Außer Schnee gibt es wenig Neues. Der Blick aus dem Fenster hat sich innerhalb weniger Stunden von einem feuerroten Glühen in einen eisigen Schneeschlossgarten verwandelt aber der Blick ins Fenster ist vermutlich der gleiche. Kaffeetassen auf dem Küchenbrett, mal voll, mal verschüttet. Drei in Pullis und Decken eingewickelte Mädels, strickend, lernend oder vor Lachen weinend am Küchentisch. Dampf aus Kochtöpfen in denen das günstigte, was der Supermarkt zu bieten hat zu Abendessen verschmort, drei Mädels im Bett bei der mittlerweile 26. Folge How I met your mother schauend, Schlafsandburgen, die sich in müden Augen selbst errichten, der Geruch von Haferflocken und Zimt in der Luft, gemischt mit dem frischer Wäsche und verbrannten Toasts.
Also Schnee, Schnee und Schnee. Jeder Deutschlehrer hätte mir schon Abzugspunkte wegen Wiederholungsfehler angestrichen... gut, dass wir in einer Theater- und Musikschule sind :)
Vor einer Woche haben wir uns noch in Stockholm gesonnt, was sich so weit weg anhört. Insgesamt 22h Fähre für 6 Tage Schweden haben sich verdammt gelohnt und es ist zu hundert Prozent nicht das letzte Mal gewesen, dass wir für eine Woche aus unserem verschneiten Zuhause in ein anderes Land kommen.
Die Hoffnung, im Hostel neue Bekanntschaften zu machen, hat sich in dem Schlafsaal, in dem wir nur das mindeste an Zeit verbrachten (Erstickugsgefahr), in miefende Luft aufgelöst. Menschen, mit denen man anfangst nur Ort und Zeit teilt, zu Menschen zu machen, mit denen man Lachen und Erinnerungen teilt, ist eigentlich genau das, was ich an Hostels so liebe, aber außer einem Australier, der seit Monaten auf Reisen ist und einem Mathematiker, der am Urknall forscht und versucht hat, mich zum Mathematikstudium zu überreden, wurden wir nur von Menschen, die überhaupt nicht auf unserer Wellenlänge waren in Gespräche verwickelt, aus denen wir uns früher oder später herausredeten. Stockholm ist nach wie vor wunderschön. Wird sich für mich wahrscheinlich auch nie ändern :)

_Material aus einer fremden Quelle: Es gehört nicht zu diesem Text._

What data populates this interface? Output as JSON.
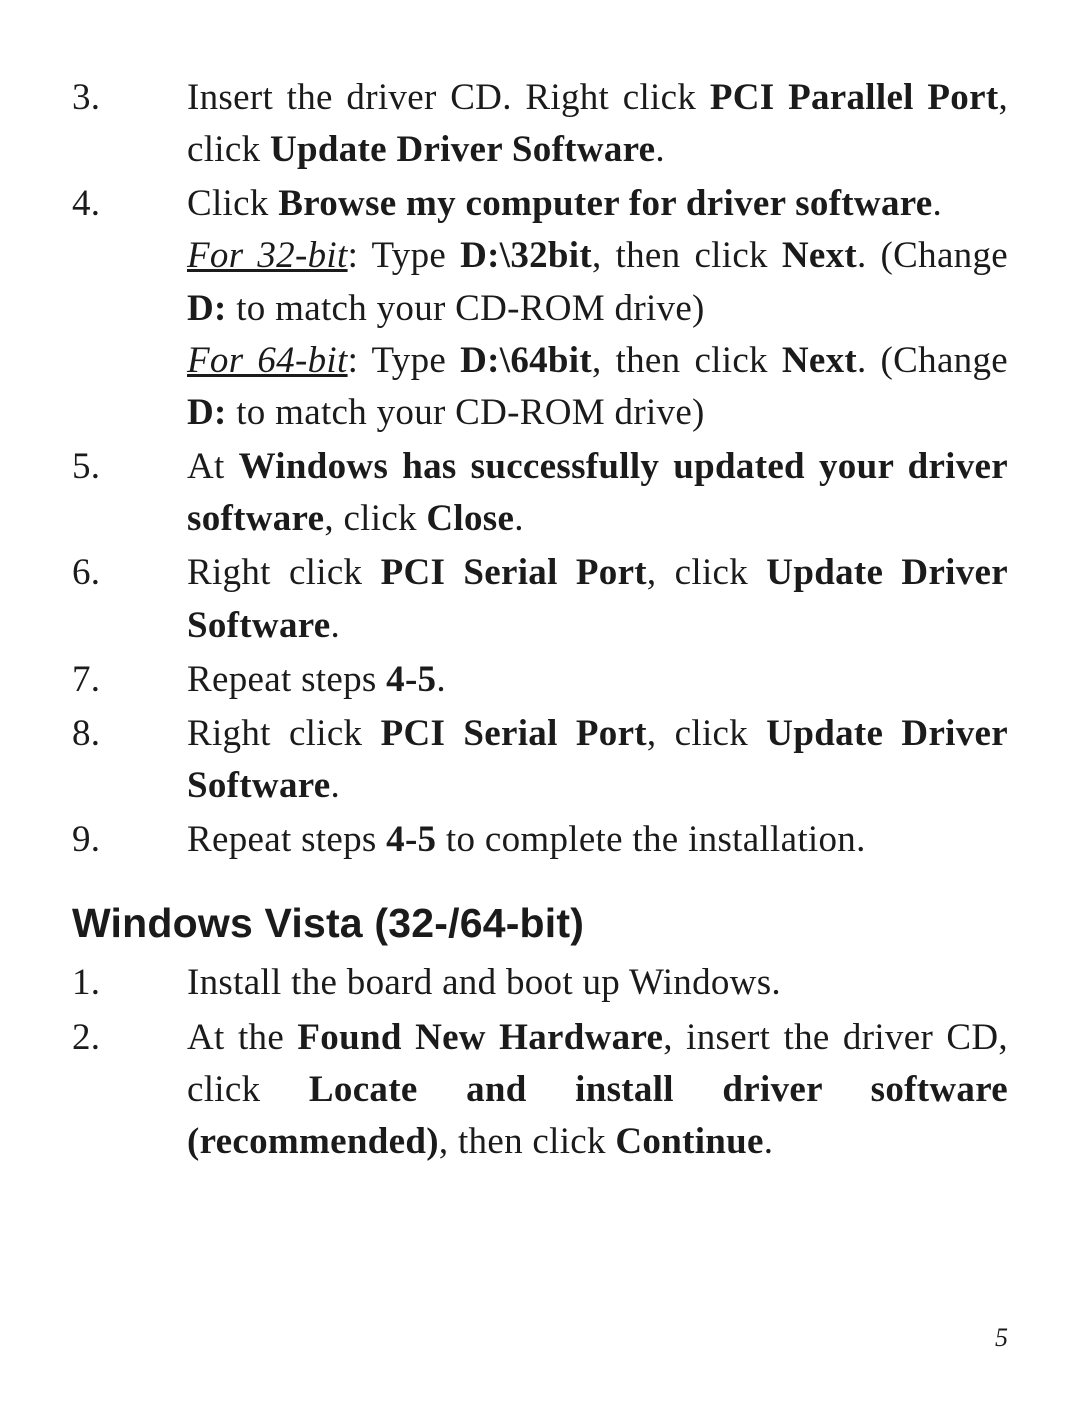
{
  "list1": {
    "s3": {
      "num": "3.",
      "t1": "Insert the driver CD.  Right click ",
      "b1": "PCI Parallel Port",
      "t2": ", click ",
      "b2": "Update Driver Software",
      "t3": "."
    },
    "s4": {
      "num": "4.",
      "l1_t1": "Click ",
      "l1_b1": "Browse my computer for driver software",
      "l1_t2": ".",
      "l2_iu1": "For 32-bit",
      "l2_t1": ": Type ",
      "l2_b1": "D:\\32bit",
      "l2_t2": ", then click ",
      "l2_b2": "Next",
      "l2_t3": ". (Change ",
      "l2_b3": "D:",
      "l2_t4": " to match your CD-ROM drive)",
      "l3_iu1": "For 64-bit",
      "l3_t1": ":  Type ",
      "l3_b1": "D:\\64bit",
      "l3_t2": ", then click ",
      "l3_b2": "Next",
      "l3_t3": ". (Change ",
      "l3_b3": "D:",
      "l3_t4": " to match your CD-ROM drive)"
    },
    "s5": {
      "num": "5.",
      "t1": "At ",
      "b1": "Windows has successfully updated your driver software",
      "t2": ", click ",
      "b2": "Close",
      "t3": "."
    },
    "s6": {
      "num": "6.",
      "t1": "Right click ",
      "b1": "PCI Serial Port",
      "t2": ", click ",
      "b2": "Update Driver Software",
      "t3": "."
    },
    "s7": {
      "num": "7.",
      "t1": "Repeat steps ",
      "b1": "4-5",
      "t2": "."
    },
    "s8": {
      "num": "8.",
      "t1": "Right click ",
      "b1": "PCI Serial Port",
      "t2": ", click ",
      "b2": "Update Driver Software",
      "t3": "."
    },
    "s9": {
      "num": "9.",
      "t1": "Repeat steps ",
      "b1": "4-5",
      "t2": " to complete the installation."
    }
  },
  "heading": "Windows Vista (32-/64-bit)",
  "list2": {
    "s1": {
      "num": "1.",
      "t1": "Install the board and boot up Windows."
    },
    "s2": {
      "num": "2.",
      "t1": "At the ",
      "b1": "Found New Hardware",
      "t2": ", insert the driver CD, click ",
      "b2": "Locate and install driver software (recommended)",
      "t3": ", then click ",
      "b3": "Continue",
      "t4": "."
    }
  },
  "page_number": "5"
}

Und vielleicht lernen wir auf der nächsten Reise jemanden Neues kennen, einen Fremden, der mit uns den verirrten Weg durch die Straßen und ein schüchternes Lächeln teilt. Jemanden, der nichts geteilt hat außer Zeit und Ort.

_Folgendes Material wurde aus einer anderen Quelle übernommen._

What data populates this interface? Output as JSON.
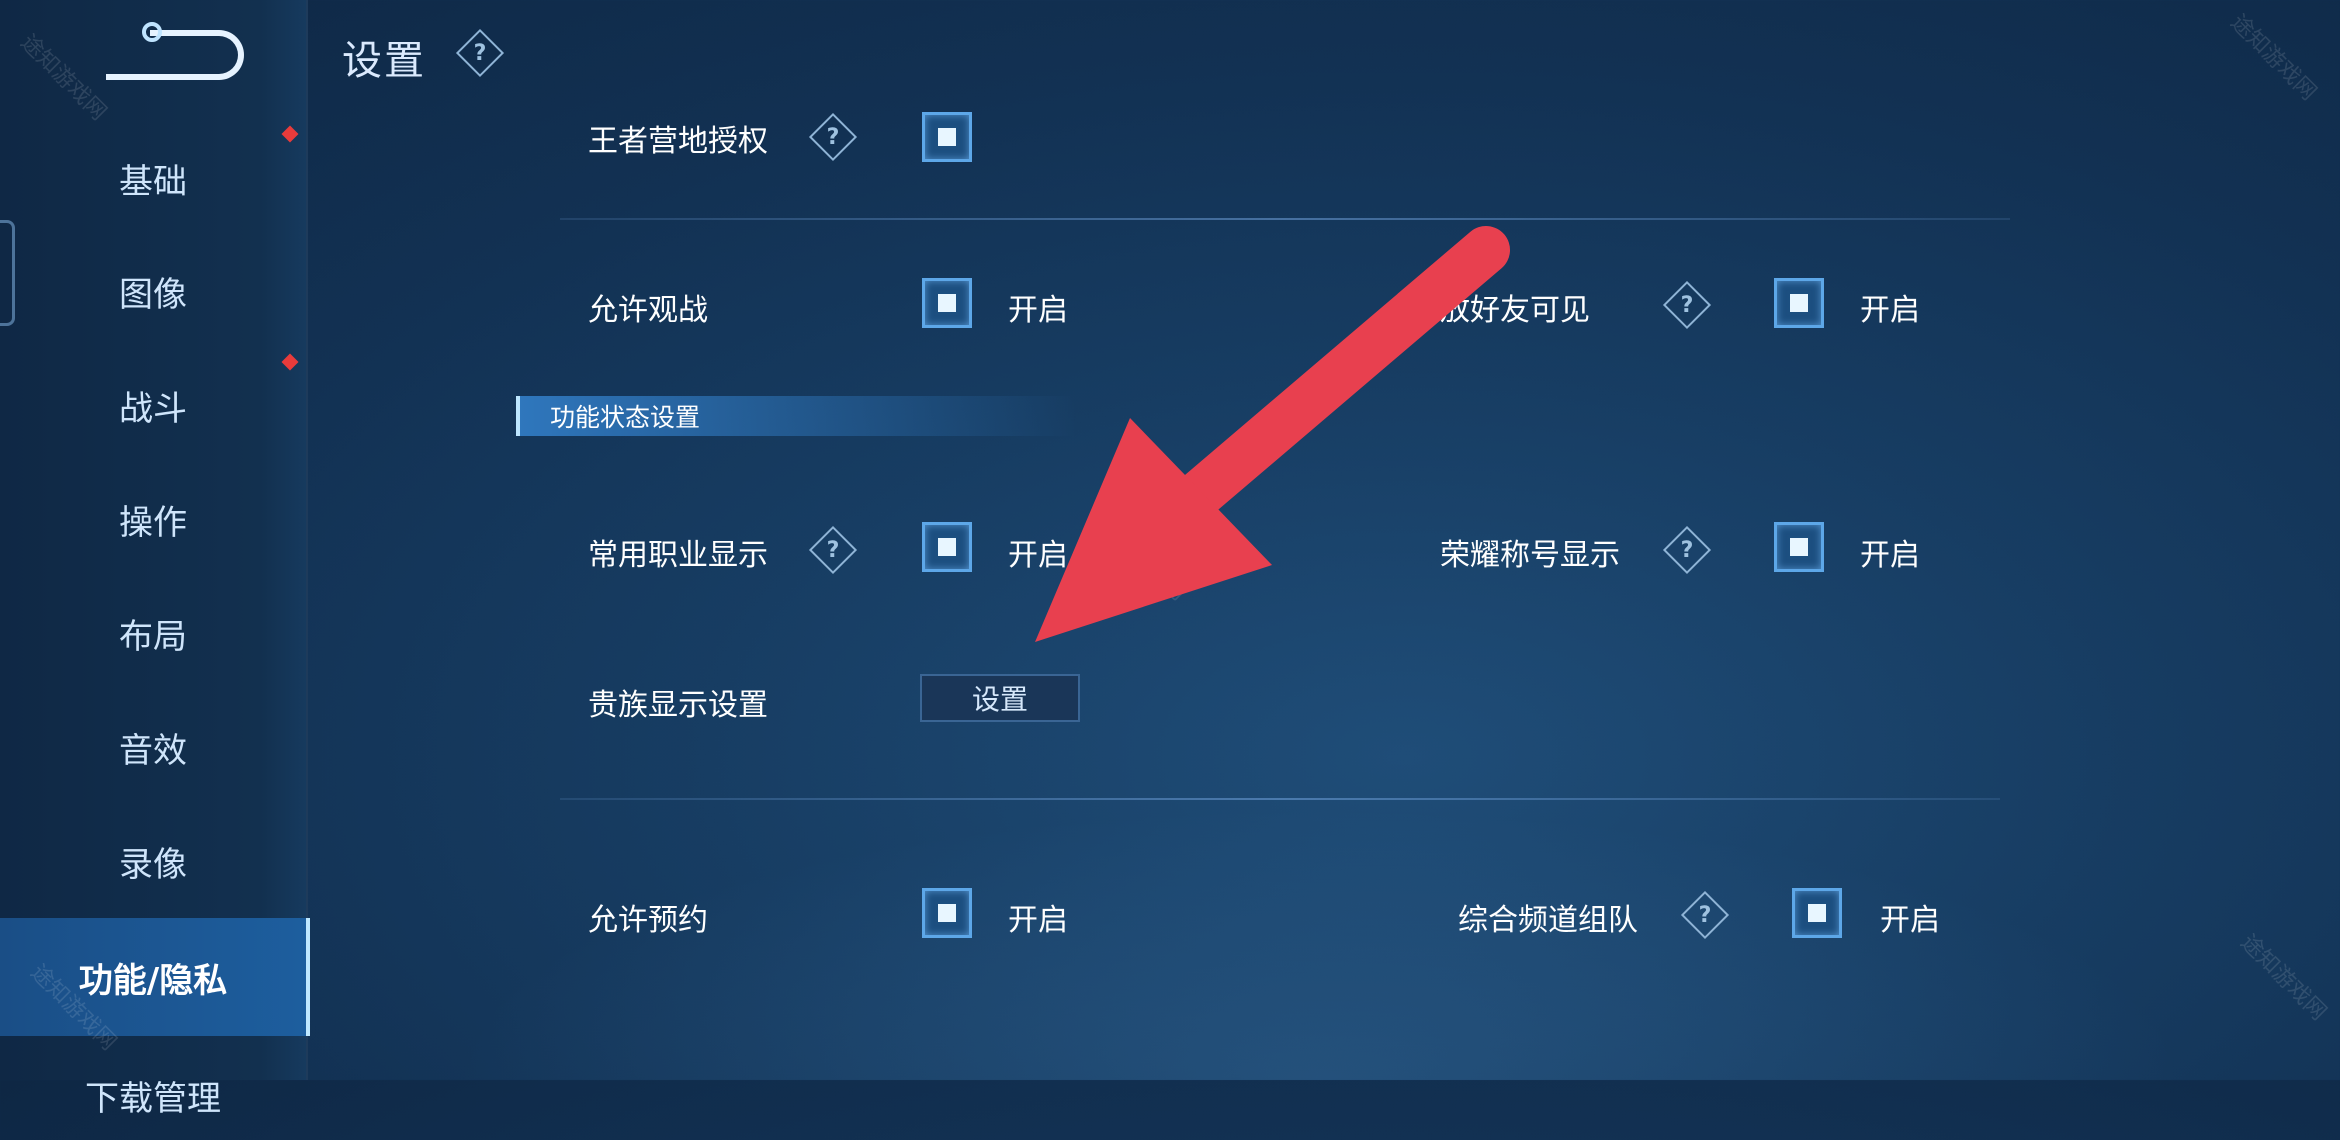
{
  "header": {
    "title": "设置"
  },
  "sidebar": {
    "items": [
      {
        "label": "基础"
      },
      {
        "label": "图像"
      },
      {
        "label": "战斗"
      },
      {
        "label": "操作"
      },
      {
        "label": "布局"
      },
      {
        "label": "音效"
      },
      {
        "label": "录像"
      },
      {
        "label": "功能/隐私"
      },
      {
        "label": "下载管理"
      }
    ],
    "active": "功能/隐私"
  },
  "settings": {
    "camp_auth": {
      "label": "王者营地授权"
    },
    "allow_watch": {
      "label": "允许观战",
      "value": "开启"
    },
    "friends_visible": {
      "label": "放好友可见",
      "value": "开启"
    },
    "section_title": "功能状态设置",
    "common_role": {
      "label": "常用职业显示",
      "value": "开启"
    },
    "honor_title": {
      "label": "荣耀称号显示",
      "value": "开启"
    },
    "noble_display": {
      "label": "贵族显示设置",
      "button": "设置"
    },
    "allow_reserve": {
      "label": "允许预约",
      "value": "开启"
    },
    "channel_team": {
      "label": "综合频道组队",
      "value": "开启"
    }
  },
  "help_icon_glyph": "?",
  "watermark": "途知游戏网",
  "colors": {
    "accent": "#5da7e8",
    "arrow": "#e8404f",
    "badge": "#e83b3b"
  }
}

"I think, when the snow will freeze my feet I will just look around, see these falling iceflowers and wonder, when autumn left" - Ich, Blogeintrag vom 15.09.

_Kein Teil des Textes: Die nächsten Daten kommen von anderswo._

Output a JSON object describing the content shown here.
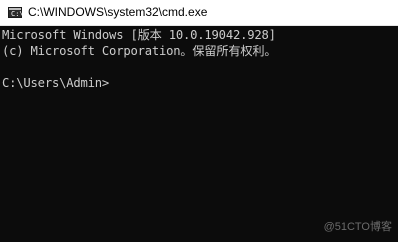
{
  "window": {
    "title": "C:\\WINDOWS\\system32\\cmd.exe",
    "icon": "cmd-icon"
  },
  "console": {
    "lines": [
      "Microsoft Windows [版本 10.0.19042.928]",
      "(c) Microsoft Corporation。保留所有权利。",
      "C:\\Users\\Admin>"
    ]
  },
  "watermark": "@51CTO博客",
  "colors": {
    "console_bg": "#0c0c0c",
    "console_text": "#cccccc",
    "titlebar_bg": "#ffffff"
  }
}
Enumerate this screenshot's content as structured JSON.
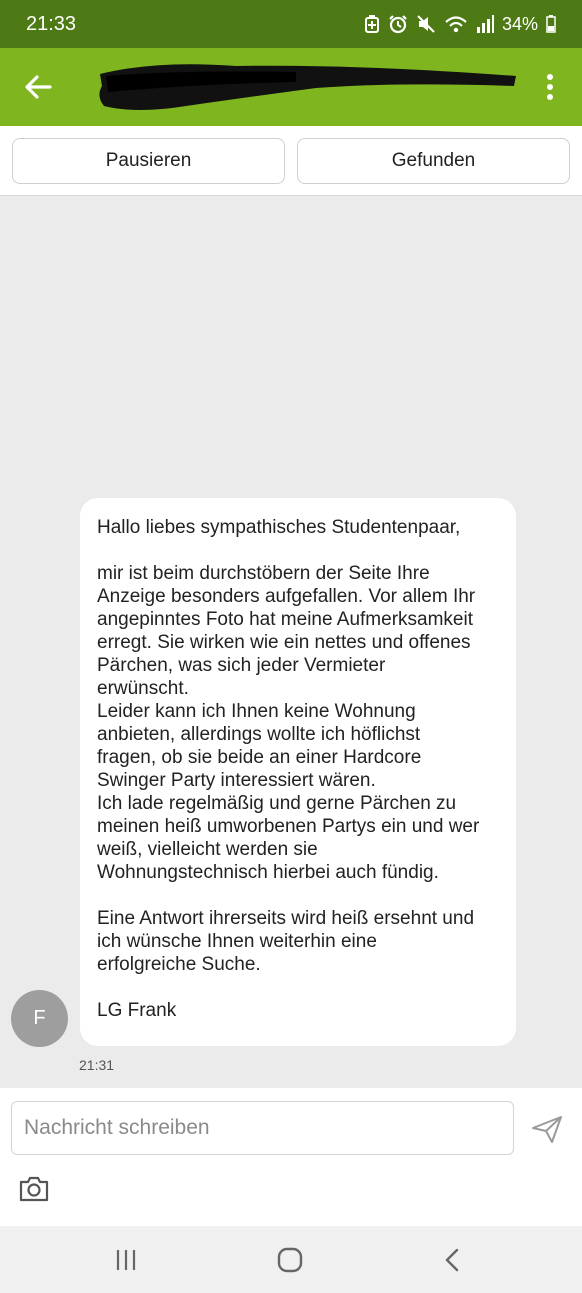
{
  "status_bar": {
    "time": "21:33",
    "battery": "34%",
    "icons": [
      "battery-saver-icon",
      "alarm-icon",
      "mute-icon",
      "wifi-icon",
      "signal-icon",
      "battery-icon"
    ]
  },
  "app_bar": {
    "back_icon": "arrow-left-icon",
    "contact_name": "",
    "menu_icon": "more-vert-icon",
    "color": "#7fb51e"
  },
  "actions": {
    "pause_label": "Pausieren",
    "found_label": "Gefunden"
  },
  "message": {
    "greeting": "Hallo liebes sympathisches Studentenpaar,",
    "paragraph1": "mir ist beim durchstöbern der Seite Ihre\nAnzeige besonders aufgefallen. Vor allem Ihr\nangepinntes Foto hat meine Aufmerksamkeit\nerregt. Sie wirken wie ein nettes und offenes\nPärchen, was sich jeder Vermieter\nerwünscht.\nLeider kann ich Ihnen keine Wohnung\nanbieten, allerdings wollte ich höflichst\nfragen, ob sie beide an einer Hardcore\nSwinger Party interessiert wären.\nIch lade regelmäßig und gerne Pärchen zu\nmeinen heiß umworbenen Partys ein und wer\nweiß, vielleicht werden sie\nWohnungstechnisch hierbei auch fündig.",
    "paragraph2": "Eine Antwort ihrerseits wird heiß ersehnt und\nich wünsche Ihnen weiterhin eine\nerfolgreiche Suche.",
    "signature": "LG Frank",
    "sender_initial": "F",
    "time": "21:31"
  },
  "composer": {
    "placeholder": "Nachricht schreiben",
    "value": "",
    "send_icon": "send-icon",
    "camera_icon": "camera-icon"
  },
  "nav_bar": {
    "icons": [
      "recent-apps-icon",
      "home-icon",
      "back-icon"
    ]
  }
}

Der Schnee friert meine Füße ein, ich hab mich gestern tatsächlich mit riesigen Augen um mich selbst gedreht und die Schneeflocken grinsend beobachtet und ich frage mich zwar nicht wann der Herbst gegangen ist (nämlich gestern), aber wie er es innerhalb weniger Stunden geschafft hat.